Have you ever just been in one of those moods where you don’t want to look, talk, or even hear anyone? You would much rather be home, curled up in a nice warm bed, reading a book than having to deal with your daily life?

I’m in one of those moods today. I don’t feel like being an adult today or dealing with anything remotely that resembles being an adult. In all honesty, I would love nothing better than to have a nice little temper tantrum. I wonder if maybe throwing myself onto the floor kicking and screaming would finally pull me out of this funk I have found myself in.

I started out pretty well this morning. Got up at my normal time and proceeded to follow my normal Monday morning routine. But as the morning has progressed, I have found myself falling deeper and deeper into a horrible mood.
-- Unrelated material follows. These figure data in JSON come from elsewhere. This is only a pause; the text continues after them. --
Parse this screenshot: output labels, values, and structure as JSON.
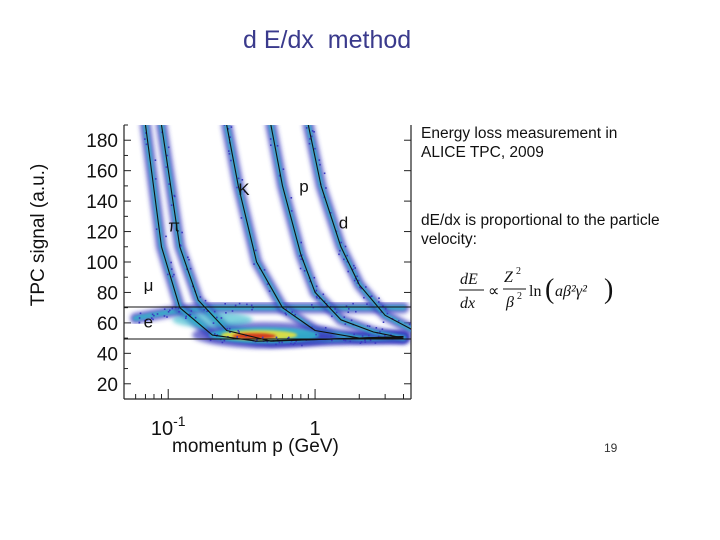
{
  "slide": {
    "title": "d E/dx  method",
    "page_number": "19"
  },
  "description": {
    "line1": "Energy loss measurement in ALICE TPC, 2009",
    "line2": "dE/dx is proportional to the particle velocity:"
  },
  "formula": {
    "dE": "dE",
    "dx": "dx",
    "propto": "∝",
    "Z": "Z",
    "beta": "β",
    "exp2": "2",
    "ln": "ln",
    "arg": "aβ²γ²"
  },
  "colors": {
    "title": "#3a3a8c",
    "band_outer": "#3b3bbf",
    "band_mid": "#2fb7c9",
    "band_core": "#e8e23a",
    "band_peak": "#d42a1a"
  },
  "chart_data": {
    "type": "scatter",
    "xlabel": "momentum p (GeV)",
    "ylabel": "TPC signal (a.u.)",
    "x_scale": "log",
    "xlim": [
      0.05,
      4.5
    ],
    "ylim": [
      10,
      190
    ],
    "y_ticks": [
      20,
      40,
      60,
      80,
      100,
      120,
      140,
      160,
      180
    ],
    "x_ticks": [
      {
        "value": 0.1,
        "base": "10",
        "exp": "-1"
      },
      {
        "value": 1,
        "base": "1",
        "exp": ""
      }
    ],
    "series": [
      {
        "name": "e",
        "x": [
          0.06,
          0.1,
          0.2,
          0.5,
          1,
          2,
          4
        ],
        "y": [
          63,
          67,
          70,
          70,
          70,
          70,
          70
        ]
      },
      {
        "name": "μ",
        "x": [
          0.07,
          0.09,
          0.12,
          0.2,
          0.4,
          1,
          4
        ],
        "y": [
          190,
          110,
          70,
          52,
          48,
          49,
          51
        ]
      },
      {
        "name": "π",
        "x": [
          0.09,
          0.12,
          0.16,
          0.25,
          0.5,
          1,
          4
        ],
        "y": [
          190,
          110,
          75,
          55,
          48,
          49,
          51
        ]
      },
      {
        "name": "K",
        "x": [
          0.25,
          0.3,
          0.4,
          0.6,
          1,
          2,
          4
        ],
        "y": [
          190,
          150,
          100,
          70,
          55,
          50,
          50
        ]
      },
      {
        "name": "p",
        "x": [
          0.5,
          0.6,
          0.8,
          1,
          1.5,
          2.5,
          4
        ],
        "y": [
          190,
          150,
          105,
          80,
          62,
          54,
          50
        ]
      },
      {
        "name": "d",
        "x": [
          0.9,
          1.1,
          1.5,
          2,
          3,
          4.5
        ],
        "y": [
          190,
          150,
          110,
          85,
          65,
          56
        ]
      }
    ]
  }
}
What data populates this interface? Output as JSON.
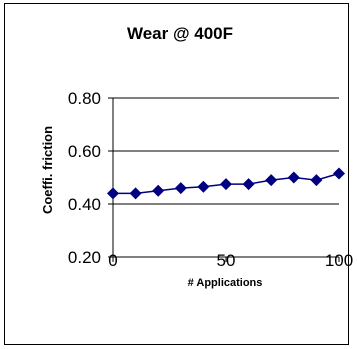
{
  "chart_data": {
    "type": "line",
    "title": "Wear @ 400F",
    "xlabel": "# Applications",
    "ylabel": "Coeffi. friction",
    "xlim": [
      0,
      100
    ],
    "ylim": [
      0.2,
      0.8
    ],
    "x_ticks": [
      "0",
      "50",
      "100"
    ],
    "x_tick_values": [
      0,
      50,
      100
    ],
    "y_ticks": [
      "0.80",
      "0.60",
      "0.40",
      "0.20"
    ],
    "y_tick_values": [
      0.8,
      0.6,
      0.4,
      0.2
    ],
    "grid": "horizontal",
    "legend": "none",
    "colors": {
      "series": "#000080",
      "axis": "#000000",
      "grid": "#000000"
    },
    "series": [
      {
        "x": [
          0,
          10,
          20,
          30,
          40,
          50,
          60,
          70,
          80,
          90,
          100
        ],
        "values": [
          0.44,
          0.44,
          0.45,
          0.46,
          0.465,
          0.475,
          0.475,
          0.49,
          0.5,
          0.49,
          0.515
        ]
      }
    ]
  }
}
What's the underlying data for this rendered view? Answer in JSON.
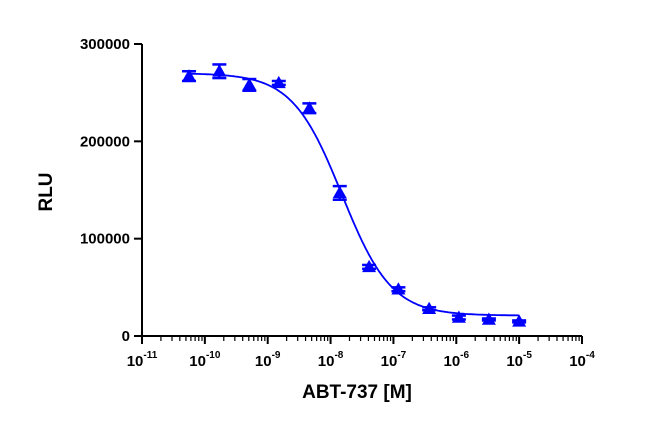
{
  "chart_data": {
    "type": "scatter",
    "title": "",
    "xlabel": "ABT-737 [M]",
    "ylabel": "RLU",
    "x_scale": "log",
    "xlim": [
      1e-11,
      0.0001
    ],
    "ylim": [
      0,
      300000
    ],
    "x_ticks": [
      {
        "base": "10",
        "exp": "-11"
      },
      {
        "base": "10",
        "exp": "-10"
      },
      {
        "base": "10",
        "exp": "-9"
      },
      {
        "base": "10",
        "exp": "-8"
      },
      {
        "base": "10",
        "exp": "-7"
      },
      {
        "base": "10",
        "exp": "-6"
      },
      {
        "base": "10",
        "exp": "-5"
      },
      {
        "base": "10",
        "exp": "-4"
      }
    ],
    "y_ticks": [
      "0",
      "100000",
      "200000",
      "300000"
    ],
    "grid": false,
    "legend": "none",
    "colors": {
      "series": "#0000ff",
      "axes": "#000000"
    },
    "marker": "triangle",
    "points": [
      {
        "x": 5.6e-11,
        "y": 267000,
        "err": 5000
      },
      {
        "x": 1.7e-10,
        "y": 272000,
        "err": 7000
      },
      {
        "x": 5.1e-10,
        "y": 258000,
        "err": 6000
      },
      {
        "x": 1.5e-09,
        "y": 260000,
        "err": 2000
      },
      {
        "x": 4.6e-09,
        "y": 234000,
        "err": 5000
      },
      {
        "x": 1.4e-08,
        "y": 147000,
        "err": 7000
      },
      {
        "x": 4.1e-08,
        "y": 71000,
        "err": 2000
      },
      {
        "x": 1.2e-07,
        "y": 48000,
        "err": 2000
      },
      {
        "x": 3.7e-07,
        "y": 28000,
        "err": 1500
      },
      {
        "x": 1.1e-06,
        "y": 19000,
        "err": 2000
      },
      {
        "x": 3.3e-06,
        "y": 17000,
        "err": 1000
      },
      {
        "x": 1e-05,
        "y": 15000,
        "err": 1000
      }
    ],
    "fit": {
      "model": "4PL",
      "top": 270000,
      "bottom": 21000,
      "log_ic50": -7.82,
      "hill": -1.1
    }
  }
}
The past half hour, I have spent trying to get this blog post written.  I would get two to three paragraphs in with an idea I thought was wonderful and then delete everything. I attempted this about four times before I threw up my hands and opened Facebook.

I ignored my the website calling to me to post a blog. I ignore the little note in my notebook that told me that today was my day to write a post. I focused on reading other people’s Facebook posts and then switched to Pinterest to see what new and interesting recipes were available.

As I looked through Pinterest and saw all the articles about writing, I slowly found the connection with my mood. It wasn’t just a bad mood settling over me in the hopes of ruining my day, it was because of my failed attempt at writing. I had this idea for what I wanted my blog post to be about this morning and no matter how much I tried, I wasn’t able to get what I wanted onto the screen. I couldn’t express the thoughts and ideas that were floating around my head and this lead me into a foul mood.

As I sat here thinking about this, I realized this hasn’t been the first time this has happened either. There are multiple times I can associate my mood being dictated because of my writing. Not only when I couldn’t quite express what I wanted to, but also by just what I was writing.

Although I have been desperately trying to focus only on my novel planning, there was a few days toward the end of last week when I was just drawn to work on a piece I have been toying with off and on for years. I sat and started to write a scene I’ve tried writing over and over. It is a sad scene from the story that I’ve avoided, but on this day I needed to get it out of my head. As I wrote this scene, I found myself sinking deeper and deeper into the depressed mood I was trying to portray in my writing. And it was one that lingered for the rest of the night, even after I called it quits on my writing for the day.

There are other times that the mood I was in to start with had a tendency to reflect on what I wrote. If I was having a bad day, I would write a darker scene. And the opposite would be true if I was having a really good day. The more I thought about this, I realized that my writing has a big affect on my mood and the reverse was also true. How could it be that it took me this long to actually realize this? I don’t know but it will definitely help as I continue on my writing path.

Now that I’ve written this post, do I feel better? A little. I still would rather be curled up with a good book than sitting at my desk, but some of the darkness has lifted. Hopefully, as the day progresses, I will feel even better.

So, the next time you find yourself in a horrible mood, think about what your current project. Could it be that sending you into a temper tantrum type of mood? And please share with me some of the ways you have handled it. I would love to hear it.